What happened in the interim to change that risk, at least in the eyes of those who traffic in interest-rate futures? The sharemarket took a dive.
"It's right out of the Greenspan playbook," Bianco said. "In addition to all the other wonderful things the Fed does, such as promoting stable prices and maximum employment, under Greenspan the Fed set out to make sure brokerage statements had the highest return possible."
This is not the Greenspan Fed. The "Greenspan put" retired with the former chairman in January 2006.
A put option gives the buyer the right to sell a security, commodity, index or futures contract at a specific price by a specific date. Buying a put protects the holder against a decline in prices.
The "Greenspan put" entered the lexicon after several sharemarket rescue efforts: Greenspan cut the overnight federal funds rate in 1995 after the Mexican peso crisis and Orange County, California, blow-up and again in 1998 in response to the near-collapse of hedge fund Long-Term Capital Management. Investors came to refer to, and rely on, the Greenspan put as an implicit guarantee the Fed would cut rates if things got too dicey in the sharemarket, which had become the national pastime in the late 1990s.
Greenspan inherited a 4.2 per cent inflation rate (using the core consumer price index) from Paul Volcker in August 1987 and cut it in half in 18 years. Volcker had already done the heavy lifting, cutting core inflation from its 1980 peak of 13.6 per cent.

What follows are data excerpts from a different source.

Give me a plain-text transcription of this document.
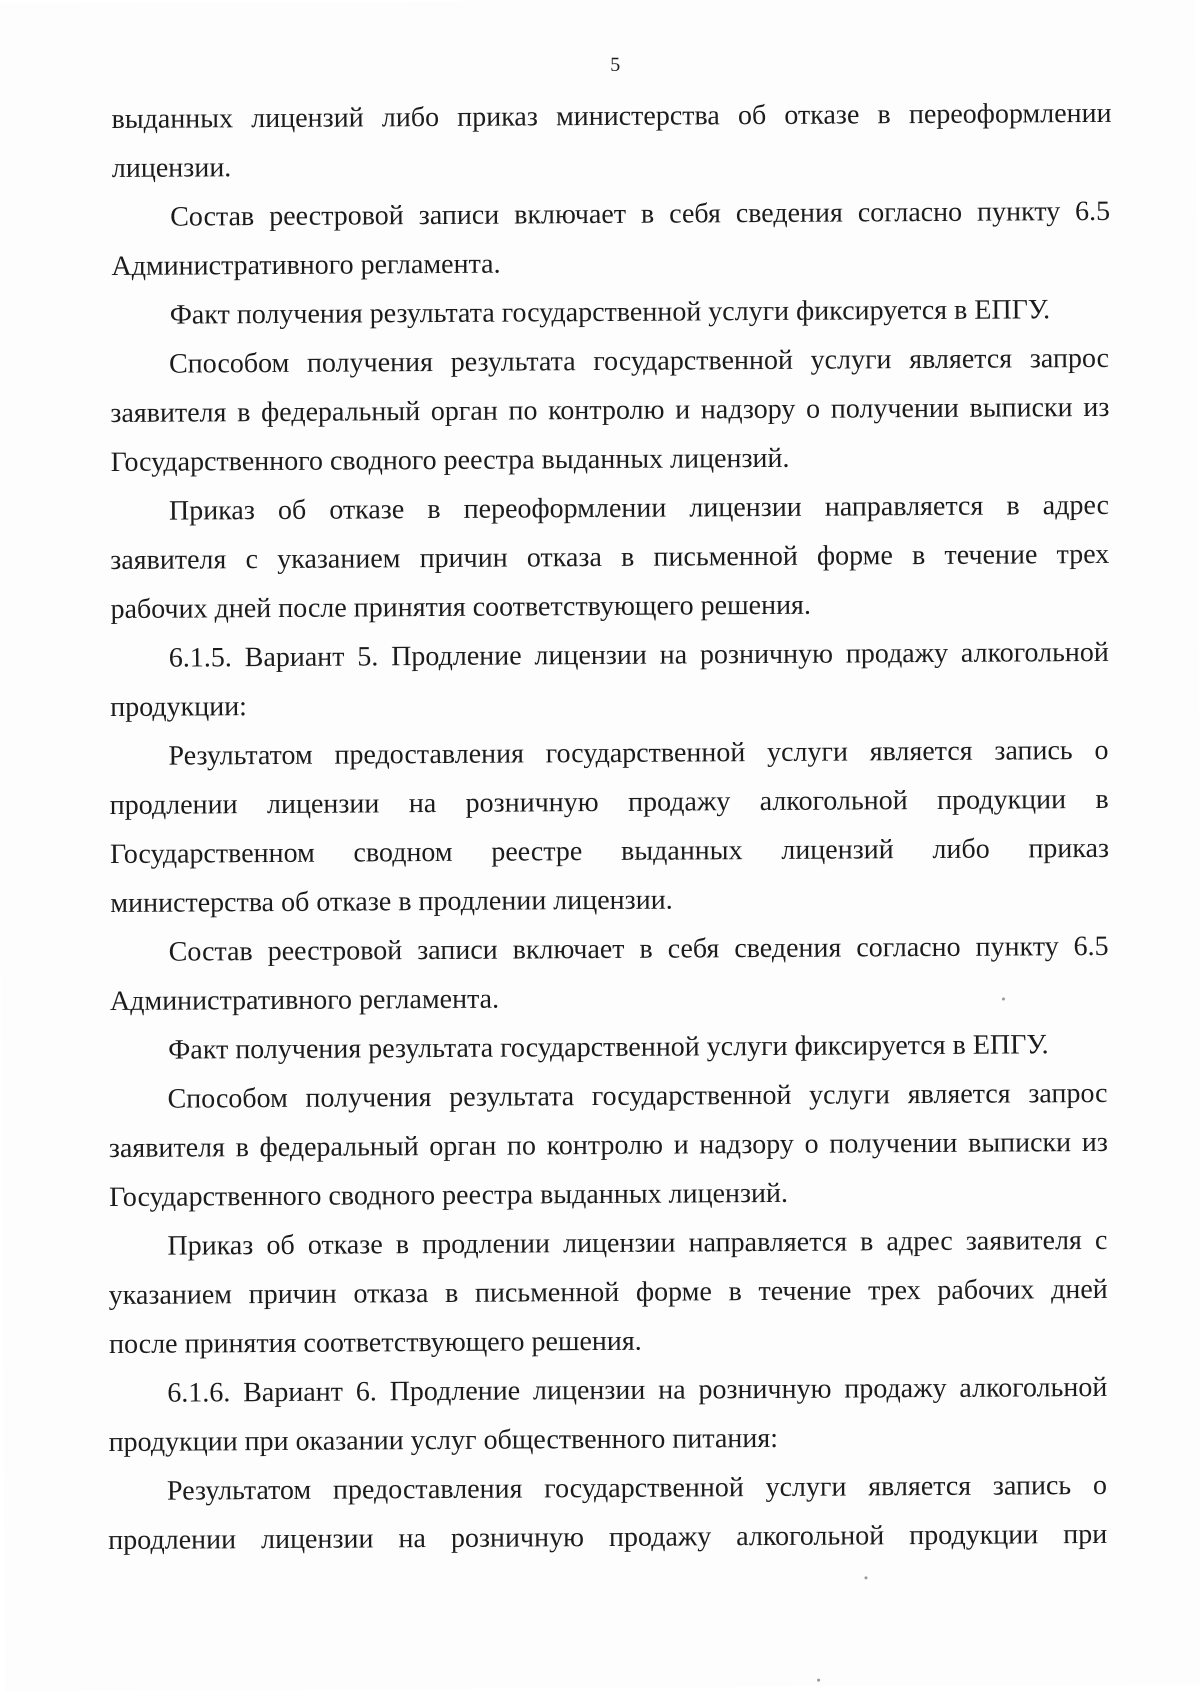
5
выданных лицензий либо приказ министерства об отказе в переоформлении
лицензии.
Состав реестровой записи включает в себя сведения согласно пункту 6.5
Административного регламента.
Факт получения результата государственной услуги фиксируется в ЕПГУ.
Способом получения результата государственной услуги является запрос
заявителя в федеральный орган по контролю и надзору о получении выписки из
Государственного сводного реестра выданных лицензий.
Приказ об отказе в переоформлении лицензии направляется в адрес
заявителя с указанием причин отказа в письменной форме в течение трех
рабочих дней после принятия соответствующего решения.
6.1.5. Вариант 5. Продление лицензии на розничную продажу алкогольной
продукции:
Результатом предоставления государственной услуги является запись о
продлении лицензии на розничную продажу алкогольной продукции в
Государственном сводном реестре выданных лицензий либо приказ
министерства об отказе в продлении лицензии.
Состав реестровой записи включает в себя сведения согласно пункту 6.5
Административного регламента.
Факт получения результата государственной услуги фиксируется в ЕПГУ.
Способом получения результата государственной услуги является запрос
заявителя в федеральный орган по контролю и надзору о получении выписки из
Государственного сводного реестра выданных лицензий.
Приказ об отказе в продлении лицензии направляется в адрес заявителя с
указанием причин отказа в письменной форме в течение трех рабочих дней
после принятия соответствующего решения.
6.1.6. Вариант 6. Продление лицензии на розничную продажу алкогольной
продукции при оказании услуг общественного питания:
Результатом предоставления государственной услуги является запись о
продлении лицензии на розничную продажу алкогольной продукции при
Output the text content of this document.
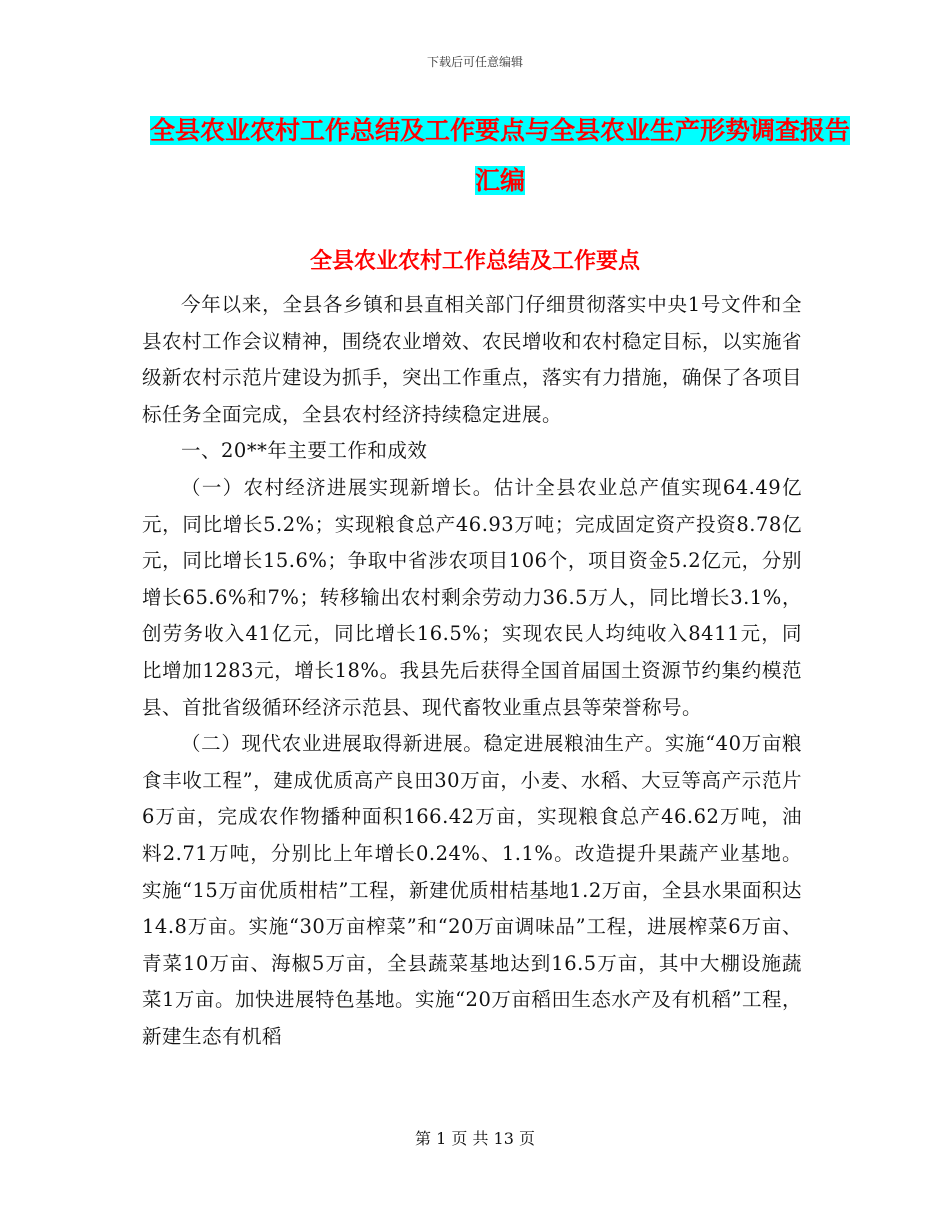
下载后可任意编辑
全县农业农村工作总结及工作要点与全县农业生产形势调查报告汇编
全县农业农村工作总结及工作要点

今年以来，全县各乡镇和县直相关部门仔细贯彻落实中央1号文件和全县农村工作会议精神，围绕农业增效、农民增收和农村稳定目标，以实施省级新农村示范片建设为抓手，突出工作重点，落实有力措施，确保了各项目标任务全面完成，全县农村经济持续稳定进展。

一、20**年主要工作和成效

（一）农村经济进展实现新增长。估计全县农业总产值实现64.49亿元，同比增长5.2%；实现粮食总产46.93万吨；完成固定资产投资8.78亿元，同比增长15.6%；争取中省涉农项目106个，项目资金5.2亿元，分别增长65.6%和7%；转移输出农村剩余劳动力36.5万人，同比增长3.1%，创劳务收入41亿元，同比增长16.5%；实现农民人均纯收入8411元，同比增加1283元，增长18%。我县先后获得全国首届国土资源节约集约模范县、首批省级循环经济示范县、现代畜牧业重点县等荣誉称号。

（二）现代农业进展取得新进展。稳定进展粮油生产。实施“40万亩粮食丰收工程”，建成优质高产良田30万亩，小麦、水稻、大豆等高产示范片6万亩，完成农作物播种面积166.42万亩，实现粮食总产46.62万吨，油料2.71万吨，分别比上年增长0.24%、1.1%。改造提升果蔬产业基地。实施“15万亩优质柑桔”工程，新建优质柑桔基地1.2万亩，全县水果面积达14.8万亩。实施“30万亩榨菜”和“20万亩调味品”工程，进展榨菜6万亩、青菜10万亩、海椒5万亩，全县蔬菜基地达到16.5万亩，其中大棚设施蔬菜1万亩。加快进展特色基地。实施“20万亩稻田生态水产及有机稻”工程，新建生态有机稻

第 1 页 共 13 页
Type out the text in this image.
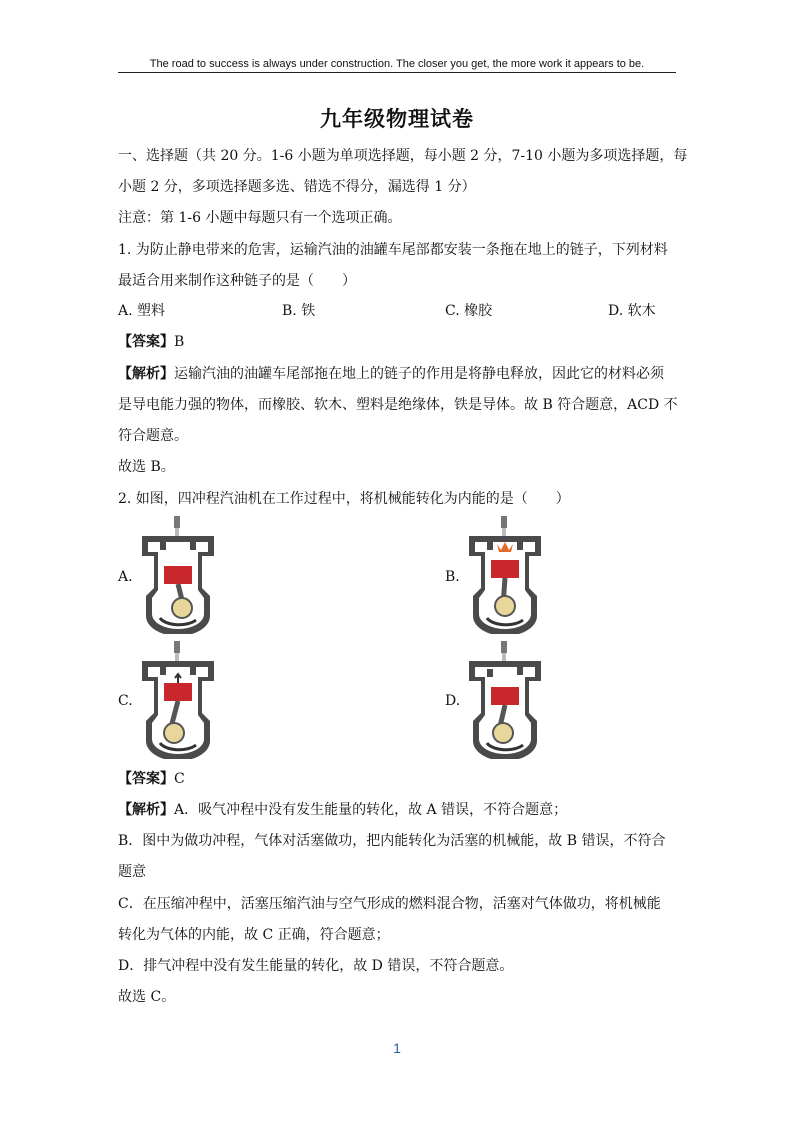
The road to success is always under construction. The closer you get, the more work it appears to be.
九年级物理试卷
一、选择题（共 20 分。1-6 小题为单项选择题，每小题 2 分，7-10 小题为多项选择题，每
小题 2 分，多项选择题多选、错选不得分，漏选得 1 分）
注意：第 1-6 小题中每题只有一个选项正确。
1. 为防止静电带来的危害，运输汽油的油罐车尾部都安装一条拖在地上的链子，下列材料
最适合用来制作这种链子的是（　　）
A. 塑料	B. 铁	C. 橡胶	D. 软木
【答案】B
【解析】运输汽油的油罐车尾部拖在地上的链子的作用是将静电释放，因此它的材料必须
是导电能力强的物体，而橡胶、软木、塑料是绝缘体，铁是导体。故 B 符合题意，ACD 不
符合题意。
故选 B。
2. 如图，四冲程汽油机在工作过程中，将机械能转化为内能的是（　　）
A.	B.
C.	D.
【答案】C
【解析】A．吸气冲程中没有发生能量的转化，故 A 错误，不符合题意；
B．图中为做功冲程，气体对活塞做功，把内能转化为活塞的机械能，故 B 错误，不符合
题意
C．在压缩冲程中，活塞压缩汽油与空气形成的燃料混合物，活塞对气体做功，将机械能
转化为气体的内能，故 C 正确，符合题意；
D．排气冲程中没有发生能量的转化，故 D 错误，不符合题意。
故选 C。
1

Joe Carson, director of global economic research at AllianceBernstein, said while Greenspan was considered an inflation fighter, in reality he placed more emphasis on achieving maximum sustainable employment than the Fed's other mandate, price stability.
"Greenspan was much more willing [than Bernanke] to move official rates up or down if changes in present or prospective economic conditions were perceived as a threat to the quest for maximum employment [or growth] and ultimately to price stability," he said.
Rather than speed limits for growth or ceilings for inflation, Greenspan "focused instead on the imbalances that would engender economic and price strains".
Core inflation has been above the Fed's comfort zone of 1 to 2 per cent for some time. Bernanke has given no sign he is contemplating a rate cut, even in the face of a housing recession and below-trend growth last year. The core CPI rose 2.2 per cent in the 12 months to June, down from a peak of 2.9 per cent in September 2006.
Carson said that inflation rate did not pose a hurdle to Greenspan, who cut rates 16 times in the last decade of his tenure with core inflation at 2.2 per cent or higher "because other economic or financial imbalances were more pressing at the time".
Cut to the chase: If Greenspan were Fed chairman, would he be cutting rates now? Probably not, Carson said, but he'd be leaning in that direction. One could imagine him making an elaborate argument that the only reason the core CPI was above 2 per cent was "because CPI housing costs are based on imputed rents, not actual prices".
Greenspan was nothing if not flexible. The Pavlovian response in interest-rate futures markets last week - stocks down, eurodollar and Fed funds futures prices up - demonstrates how hard it is for traders and investors to let go of expectations that the Fed will respond to any and all crises.
"The definition of a crisis in the Greenspan era was any market environment preventing a trader from getting 100 per cent of his bonus potential," Bianco said. "We still operate like that."
Bernanke is trying to wean the market from that form of life support. It's a slow process and, during times of stress, old habits reassert themselves.